I came to Newcastle Upon Tyne almost by accident. I was trying to choose a university and somehow Newcastle ended up on the list. I did not know much about the city when I arrived but soon grew to love the friendly vibrant place. Many years later I am still finding new places in the toon to visit and explore. Whilst I have visited many cities around the world Newcastle is the place I call home. There are so many things to do in Newcastle that if you come for a visit your time would be full. There is fabulous shopping with InTu Eldon Square and the InTu Metro Centre a short bus ride away. If you want food there is a great selection of restaurants and pubs and a vibrant nightlife. If museums are more your taste there are plenty of free museums like the Discovery Museum and the Great North Museum. It is really difficult to pick out the three things I love most about Newcastle. If pressed I would pick the following three things:
Newcastle is a city of bridges, some old and some new. There have been bridges spanning the river Tyne since the time of the Romans. The Quayside area of Newcastle is home to a great number of bridges from the iconic Tyne Bridge to the more modern Millennium bridge. When I see the Tyne Bridge I always know I am home. It was the first view of Newcastle I saw when I arrived by train and crossing it by road its green arches welcome you to the city.
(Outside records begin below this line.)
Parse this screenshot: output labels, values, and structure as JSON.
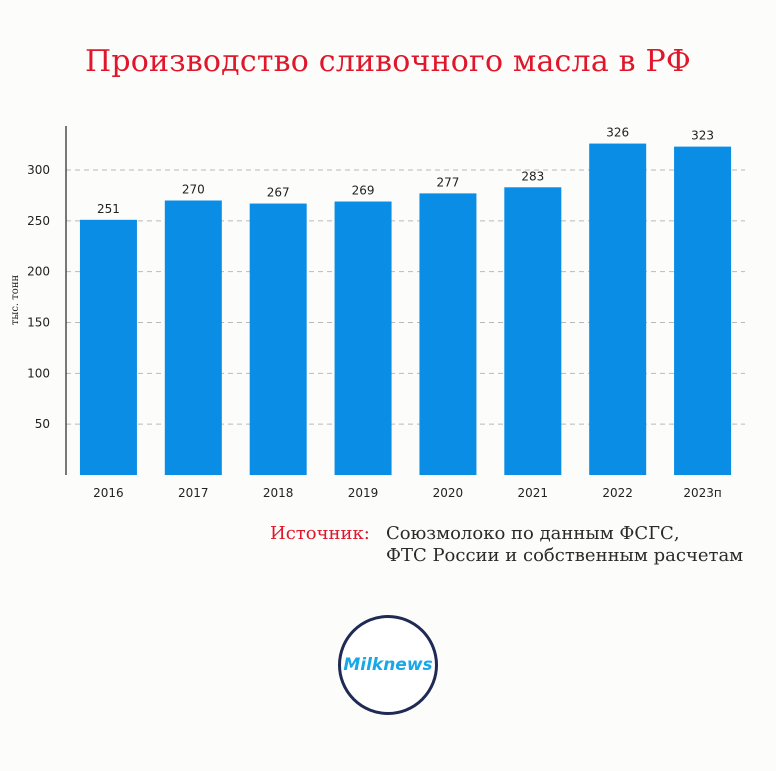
{
  "title": "Производство сливочного масла в РФ",
  "chart_data": {
    "type": "bar",
    "categories": [
      "2016",
      "2017",
      "2018",
      "2019",
      "2020",
      "2021",
      "2022",
      "2023п"
    ],
    "values": [
      251,
      270,
      267,
      269,
      277,
      283,
      326,
      323
    ],
    "ylabel": "тыс. тонн",
    "yticks": [
      50,
      100,
      150,
      200,
      250,
      300
    ],
    "ylim": [
      0,
      340
    ],
    "grid": true,
    "bar_color": "#0a8ee5"
  },
  "source": {
    "label": "Источник:",
    "line1": "Союзмолоко по данным ФСГС,",
    "line2": "ФТС России и собственным расчетам"
  },
  "logo": {
    "text": "Milknews"
  }
}
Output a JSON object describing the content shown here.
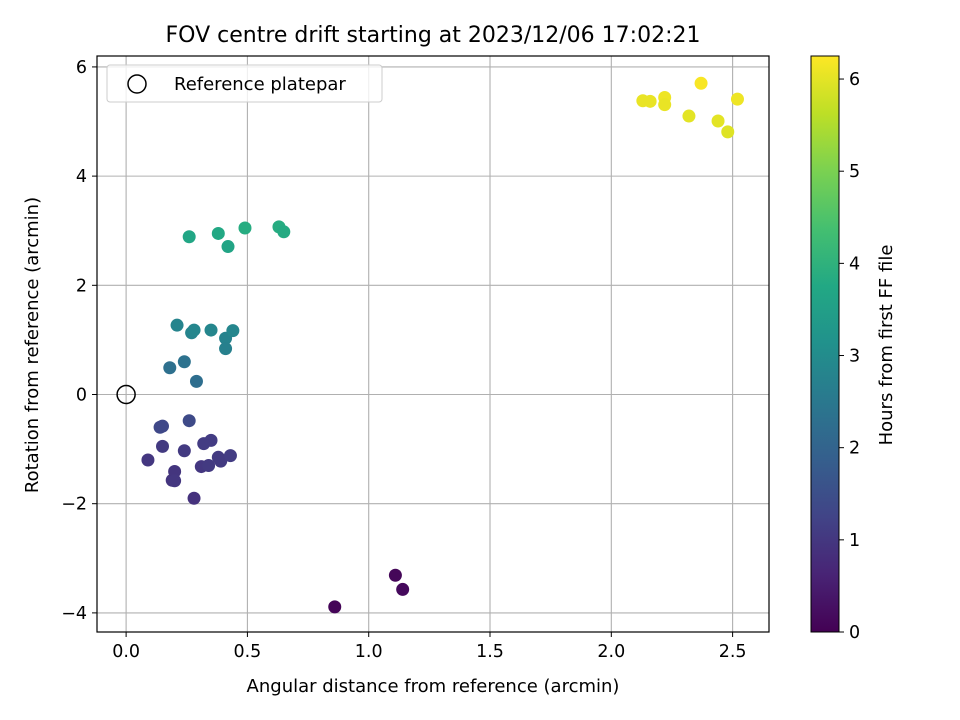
{
  "chart_data": {
    "type": "scatter",
    "title": "FOV centre drift starting at 2023/12/06 17:02:21",
    "xlabel": "Angular distance from reference (arcmin)",
    "ylabel": "Rotation from reference (arcmin)",
    "xlim": [
      -0.12,
      2.65
    ],
    "ylim": [
      -4.35,
      6.2
    ],
    "x_ticks": [
      0.0,
      0.5,
      1.0,
      1.5,
      2.0,
      2.5
    ],
    "x_tick_labels": [
      "0.0",
      "0.5",
      "1.0",
      "1.5",
      "2.0",
      "2.5"
    ],
    "y_ticks": [
      -4,
      -2,
      0,
      2,
      4,
      6
    ],
    "y_tick_labels": [
      "−4",
      "−2",
      "0",
      "2",
      "4",
      "6"
    ],
    "grid": true,
    "legend": {
      "placement": "top-left",
      "entries": [
        "Reference platepar"
      ]
    },
    "reference_point": {
      "x": 0.0,
      "y": 0.0
    },
    "colorbar": {
      "label": "Hours from first FF file",
      "range": [
        0,
        6.25
      ],
      "ticks": [
        0,
        1,
        2,
        3,
        4,
        5,
        6
      ],
      "tick_labels": [
        "0",
        "1",
        "2",
        "3",
        "4",
        "5",
        "6"
      ],
      "colormap": "viridis"
    },
    "points": [
      {
        "x": 0.86,
        "y": -3.89,
        "c": 0.05
      },
      {
        "x": 1.11,
        "y": -3.31,
        "c": 0.1
      },
      {
        "x": 1.14,
        "y": -3.57,
        "c": 0.15
      },
      {
        "x": 0.09,
        "y": -1.2,
        "c": 1.0
      },
      {
        "x": 0.15,
        "y": -0.95,
        "c": 1.05
      },
      {
        "x": 0.14,
        "y": -0.6,
        "c": 1.35
      },
      {
        "x": 0.15,
        "y": -0.58,
        "c": 1.35
      },
      {
        "x": 0.19,
        "y": -1.57,
        "c": 0.95
      },
      {
        "x": 0.2,
        "y": -1.41,
        "c": 0.95
      },
      {
        "x": 0.2,
        "y": -1.58,
        "c": 1.0
      },
      {
        "x": 0.24,
        "y": -1.03,
        "c": 1.05
      },
      {
        "x": 0.26,
        "y": -0.48,
        "c": 1.4
      },
      {
        "x": 0.28,
        "y": -1.9,
        "c": 0.9
      },
      {
        "x": 0.31,
        "y": -1.32,
        "c": 1.0
      },
      {
        "x": 0.32,
        "y": -0.9,
        "c": 1.1
      },
      {
        "x": 0.34,
        "y": -1.3,
        "c": 1.05
      },
      {
        "x": 0.35,
        "y": -0.84,
        "c": 1.1
      },
      {
        "x": 0.38,
        "y": -1.15,
        "c": 1.05
      },
      {
        "x": 0.39,
        "y": -1.22,
        "c": 1.05
      },
      {
        "x": 0.43,
        "y": -1.12,
        "c": 1.1
      },
      {
        "x": 0.18,
        "y": 0.49,
        "c": 2.3
      },
      {
        "x": 0.24,
        "y": 0.6,
        "c": 2.35
      },
      {
        "x": 0.29,
        "y": 0.24,
        "c": 2.25
      },
      {
        "x": 0.21,
        "y": 1.27,
        "c": 2.8
      },
      {
        "x": 0.27,
        "y": 1.13,
        "c": 2.8
      },
      {
        "x": 0.28,
        "y": 1.18,
        "c": 2.85
      },
      {
        "x": 0.35,
        "y": 1.18,
        "c": 2.85
      },
      {
        "x": 0.41,
        "y": 1.03,
        "c": 2.75
      },
      {
        "x": 0.41,
        "y": 0.84,
        "c": 2.7
      },
      {
        "x": 0.44,
        "y": 1.17,
        "c": 2.85
      },
      {
        "x": 0.26,
        "y": 2.89,
        "c": 3.7
      },
      {
        "x": 0.38,
        "y": 2.95,
        "c": 3.75
      },
      {
        "x": 0.42,
        "y": 2.71,
        "c": 3.65
      },
      {
        "x": 0.49,
        "y": 3.05,
        "c": 3.85
      },
      {
        "x": 0.63,
        "y": 3.07,
        "c": 3.85
      },
      {
        "x": 0.65,
        "y": 2.98,
        "c": 3.8
      },
      {
        "x": 2.13,
        "y": 5.38,
        "c": 6.05
      },
      {
        "x": 2.16,
        "y": 5.37,
        "c": 6.05
      },
      {
        "x": 2.22,
        "y": 5.44,
        "c": 6.1
      },
      {
        "x": 2.22,
        "y": 5.31,
        "c": 6.05
      },
      {
        "x": 2.32,
        "y": 5.1,
        "c": 6.0
      },
      {
        "x": 2.37,
        "y": 5.7,
        "c": 6.2
      },
      {
        "x": 2.44,
        "y": 5.01,
        "c": 6.0
      },
      {
        "x": 2.48,
        "y": 4.81,
        "c": 5.95
      },
      {
        "x": 2.52,
        "y": 5.41,
        "c": 6.1
      }
    ]
  }
}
The bridges also represent the industrial background of the city. The hydraulic swing bridge was built by Armstrong, a Newcastle scientist and industrialist. It is unique as it swings round to let ships though using hydraulic power. The high level bridge was designed by Robert Stephenson and is the oldest bridge crossing the Tyne. It is both a railway bridge and a road bridge.
When walking around Newcastle you will find old mixing with new. You can be walking along a shopping street and suddenly find you are at the Castle Keep. It was built by Henry II and goes back to the time when Newcastle was surrounded by a city wall for defensive purposes.
Parts of the city wall still remain and recently I walked along some of their length with my son on the way to the Centre for Life. He was fascinated and kept stopping to read the information placards along the way.
I love the way the city has mixed the old with the new, keeping its sense of history.
Newcastle is a very unique city and this can be seen as you walk around it. You will find strangely named streets like Pudding Chare and Amen Corner as well as aptly named flights of stairs like this one called Long Stairs.
The dog leap stairs always make me smile as the name is so apt. Bessie Surtees is said to have ridden up these stairs on horseback with John Scott before they were married in Scotland. The stairs are also mentioned in the Dire Straits song “Down to the waterline”.
Where else can you find bricks like these?
If you look you will find examples of Newcastle’s uniqueness all through the city.
I would love to know what your favourite things about Newcastle are. What you you add to my list?